We have all been aware for a while that social media might be a breeding ground for stalkers and cyberbullies. Anyway the latest news which would accuse Facebook, Twitter and whatnot, of inadequate protection against the increasing incidence of cyberbullying, left all of us with a bad taste in our mouths. Also because some timid attempts had already been made by Facebook, that recently published a sort of guidelines aimed at informing parents, children and teachers about the dangers of cyberbullying.
However, in a recent on line survey, involving more than one thousand kids under the age of 18, around 47% of them said that they’ve got threatening or abusing messages through social networks.
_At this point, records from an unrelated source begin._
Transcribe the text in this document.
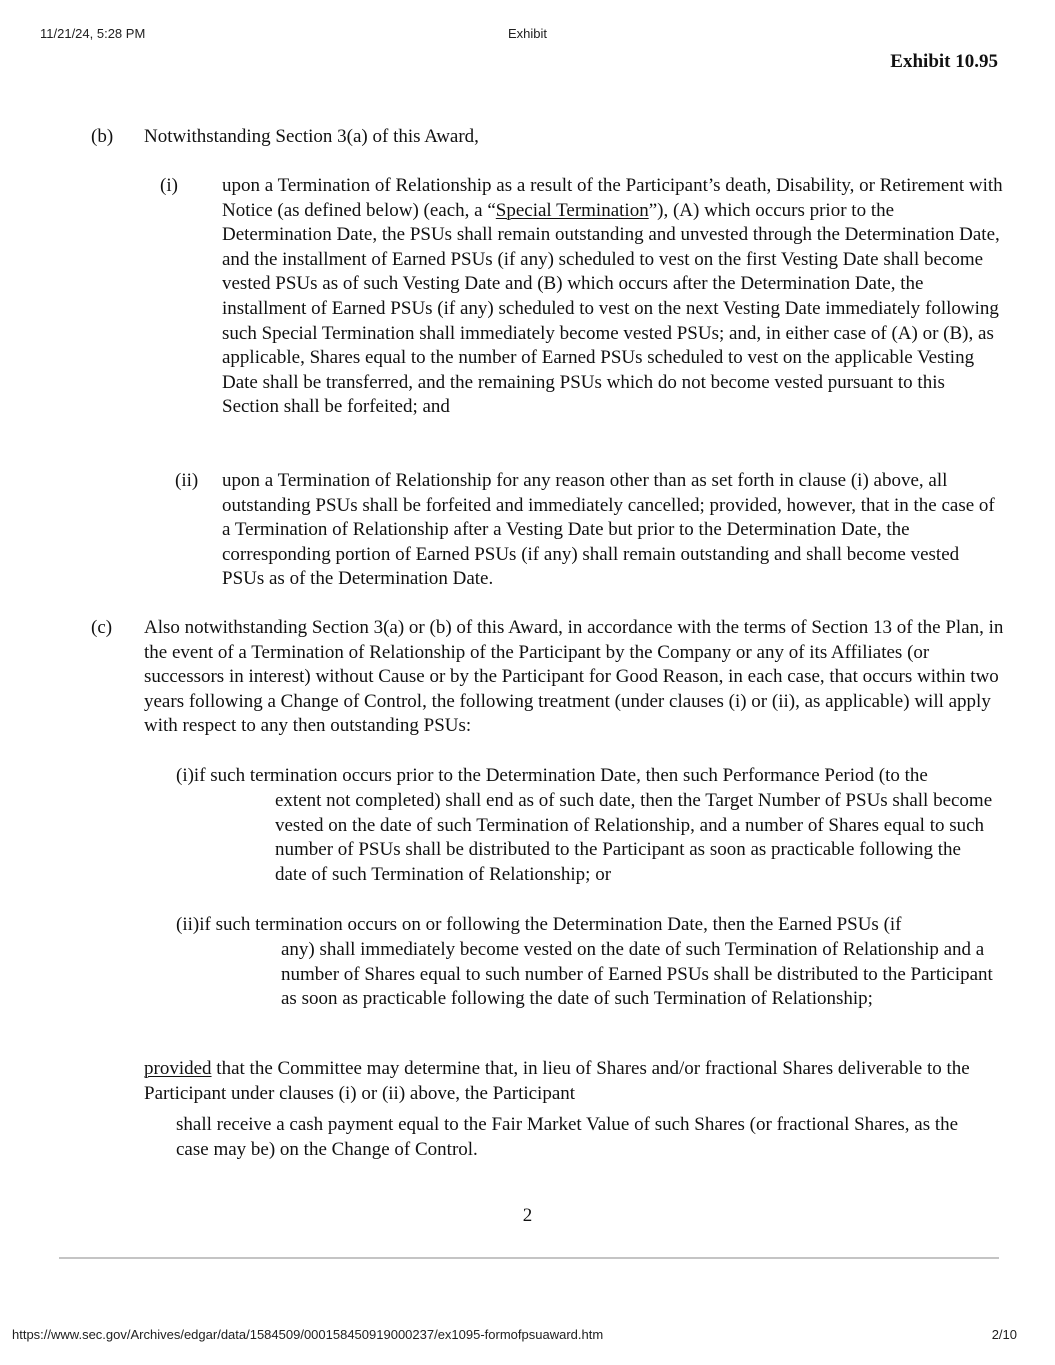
11/21/24, 5:28 PM	Exhibit
Exhibit 10.95
(b) Notwithstanding Section 3(a) of this Award,
(i) upon a Termination of Relationship as a result of the Participant’s death, Disability, or Retirement with Notice (as defined below) (each, a “Special Termination”), (A) which occurs prior to the Determination Date, the PSUs shall remain outstanding and unvested through the Determination Date, and the installment of Earned PSUs (if any) scheduled to vest on the first Vesting Date shall become vested PSUs as of such Vesting Date and (B) which occurs after the Determination Date, the installment of Earned PSUs (if any) scheduled to vest on the next Vesting Date immediately following such Special Termination shall immediately become vested PSUs; and, in either case of (A) or (B), as applicable, Shares equal to the number of Earned PSUs scheduled to vest on the applicable Vesting Date shall be transferred, and the remaining PSUs which do not become vested pursuant to this Section shall be forfeited; and
(ii) upon a Termination of Relationship for any reason other than as set forth in clause (i) above, all outstanding PSUs shall be forfeited and immediately cancelled; provided, however, that in the case of a Termination of Relationship after a Vesting Date but prior to the Determination Date, the corresponding portion of Earned PSUs (if any) shall remain outstanding and shall become vested PSUs as of the Determination Date.
(c) Also notwithstanding Section 3(a) or (b) of this Award, in accordance with the terms of Section 13 of the Plan, in the event of a Termination of Relationship of the Participant by the Company or any of its Affiliates (or successors in interest) without Cause or by the Participant for Good Reason, in each case, that occurs within two years following a Change of Control, the following treatment (under clauses (i) or (ii), as applicable) will apply with respect to any then outstanding PSUs:
(i)if such termination occurs prior to the Determination Date, then such Performance Period (to the
extent not completed) shall end as of such date, then the Target Number of PSUs shall become vested on the date of such Termination of Relationship, and a number of Shares equal to such number of PSUs shall be distributed to the Participant as soon as practicable following the date of such Termination of Relationship; or
(ii)if such termination occurs on or following the Determination Date, then the Earned PSUs (if
any) shall immediately become vested on the date of such Termination of Relationship and a number of Shares equal to such number of Earned PSUs shall be distributed to the Participant as soon as practicable following the date of such Termination of Relationship;
provided that the Committee may determine that, in lieu of Shares and/or fractional Shares deliverable to the Participant under clauses (i) or (ii) above, the Participant
shall receive a cash payment equal to the Fair Market Value of such Shares (or fractional Shares, as the case may be) on the Change of Control.
2
https://www.sec.gov/Archives/edgar/data/1584509/000158450919000237/ex1095-formofpsuaward.htm	2/10
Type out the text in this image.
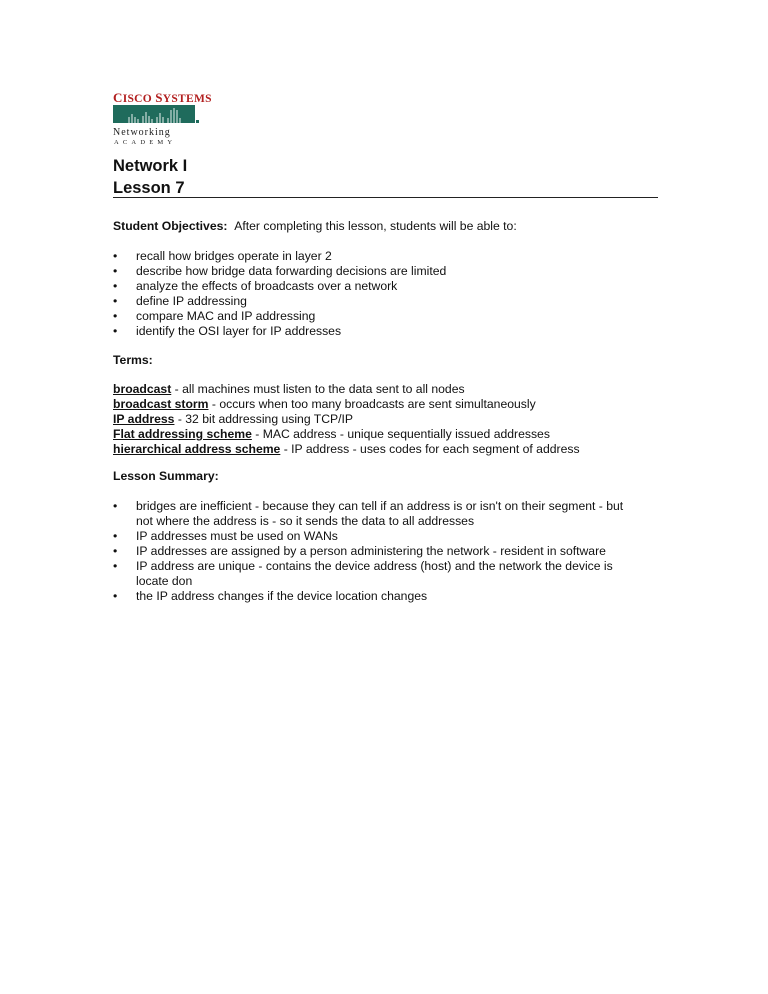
CISCO SYSTEMS
Networking
ACADEMY
Network I
Lesson 7
Student Objectives: After completing this lesson, students will be able to:
• recall how bridges operate in layer 2
• describe how bridge data forwarding decisions are limited
• analyze the effects of broadcasts over a network
• define IP addressing
• compare MAC and IP addressing
• identify the OSI layer for IP addresses
Terms:
broadcast - all machines must listen to the data sent to all nodes
broadcast storm - occurs when too many broadcasts are sent simultaneously
IP address - 32 bit addressing using TCP/IP
Flat addressing scheme - MAC address - unique sequentially issued addresses
hierarchical address scheme - IP address - uses codes for each segment of address
Lesson Summary:
• bridges are inefficient - because they can tell if an address is or isn't on their segment - but not where the address is - so it sends the data to all addresses
• IP addresses must be used on WANs
• IP addresses are assigned by a person administering the network - resident in software
• IP address are unique - contains the device address (host) and the network the device is locate don
• the IP address changes if the device location changes
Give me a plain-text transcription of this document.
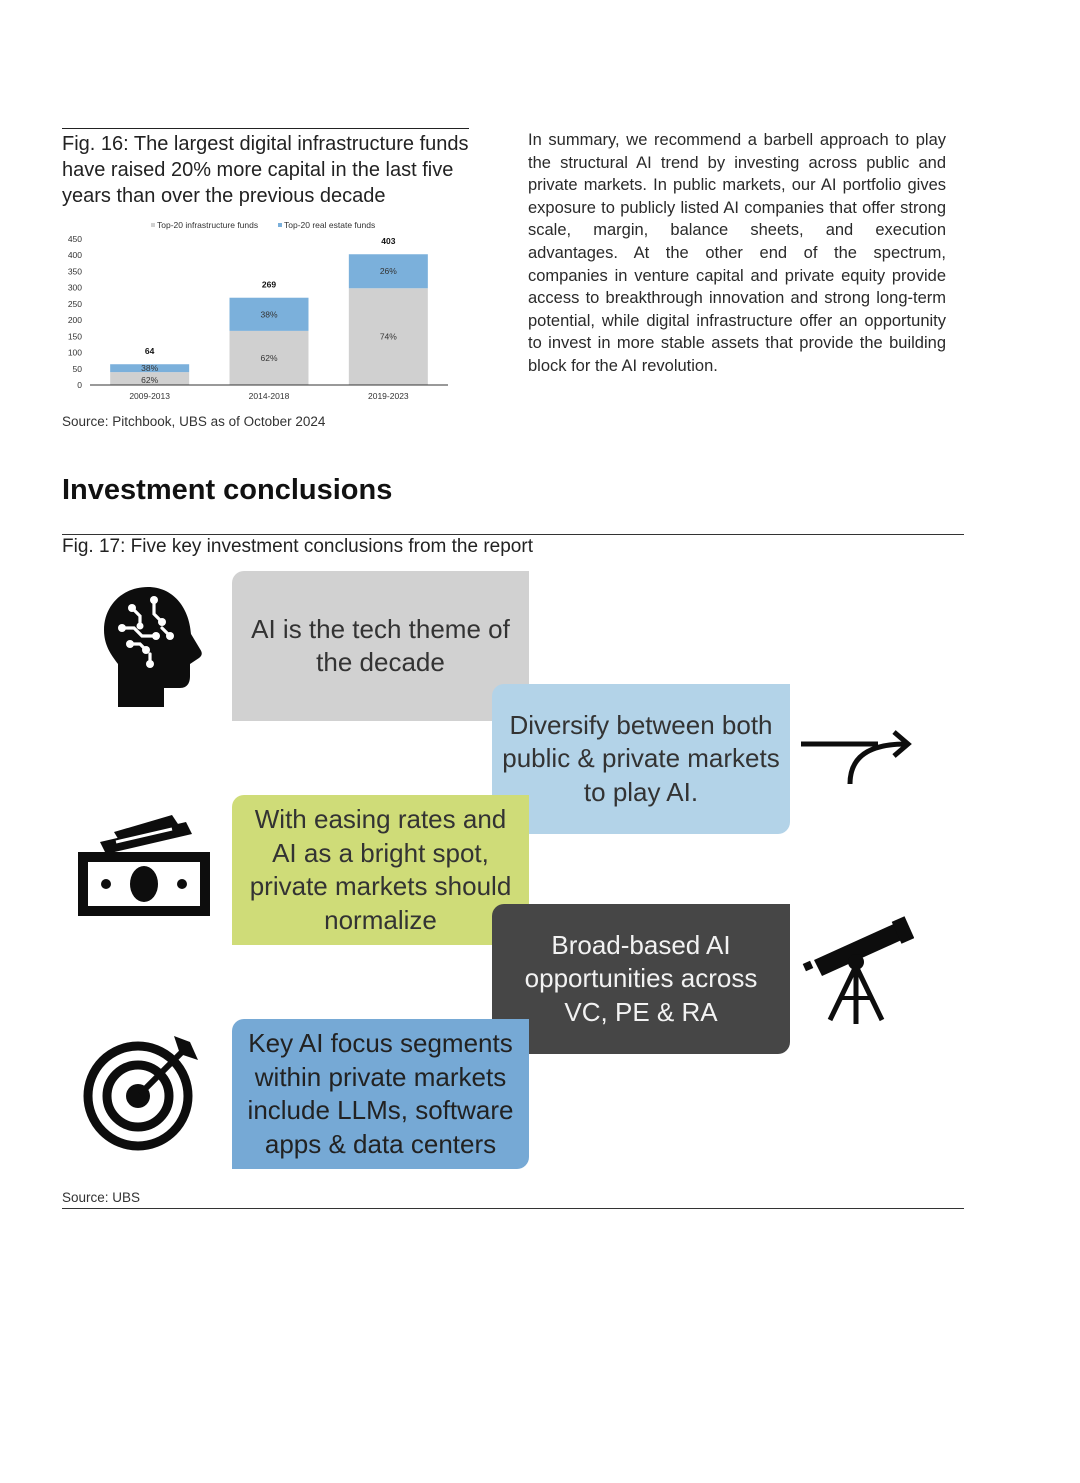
Fig. 16: The largest digital infrastructure funds have raised 20% more capital in the last five years than over the previous decade
Top-20 infrastructure funds	Top-20 real estate funds
0
50
100
150
200
250
300
350
400
450
62%
38%
64
2009-2013
62%
38%
269
2014-2018
74%
26%
403
2019-2023
Source: Pitchbook, UBS as of October 2024
In summary, we recommend a barbell approach to play the structural AI trend by investing across public and private markets. In public markets, our AI portfolio gives exposure to publicly listed AI companies that offer strong scale, margin, balance sheets, and execution advantages. At the other end of the spectrum, companies in venture capital and private equity provide access to breakthrough innovation and strong long-term potential, while digital infrastructure offer an opportunity to invest in more stable assets that provide the building block for the AI revolution.
Investment conclusions
Fig. 17: Five key investment conclusions from the report
AI is the tech theme of the decade
Diversify between both public & private markets to play AI.
With easing rates and AI as a bright spot, private markets should normalize
Broad-based AI opportunities across VC, PE & RA
Key AI focus segments within private markets include LLMs, software apps & data centers
Source: UBS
Moreover the respondents stated they signed up to social media when they were only 12 although they knew that the minimum age was 13. Of course this latter remark can’t be a good trend for social networks, actually, we are laying odds that it will help increase the number of social media opponents.
As far as cyberbullying, let’s see below some statistics put under the spotlight of parents, students or comon people, by Tulane University of Louisiana:
- Around 1 in 3 students have been bullied during the academic year;
- Only 15% of students have admitted to being cyberbullied;
- 61% of overweight students have reported being bullied online;
- 70% of K-12 kids have witnessed some cyberbullying;
- Only 10% of cyberbullying victims would report to an adult about getting cyberbullied;
- Females are 2 times more likely to be victims of cyberbullies compared to males;
- Kids are 7 times more likely to be a target of cyberbullying from friends than strangers;
- Cyberbullying victims are 2 to 9 times more likely to contemplate suicide compared to the average of other students.
Actually, this kind of information would be enough to make a parent in its right mind downhearted. Yet, blaming it all on social media is not fair: also parents have their responsibilities in this affair. The informed use of any device systems for preventing hazardous behaviour by children could ultimately prove to be a good parental control strategy.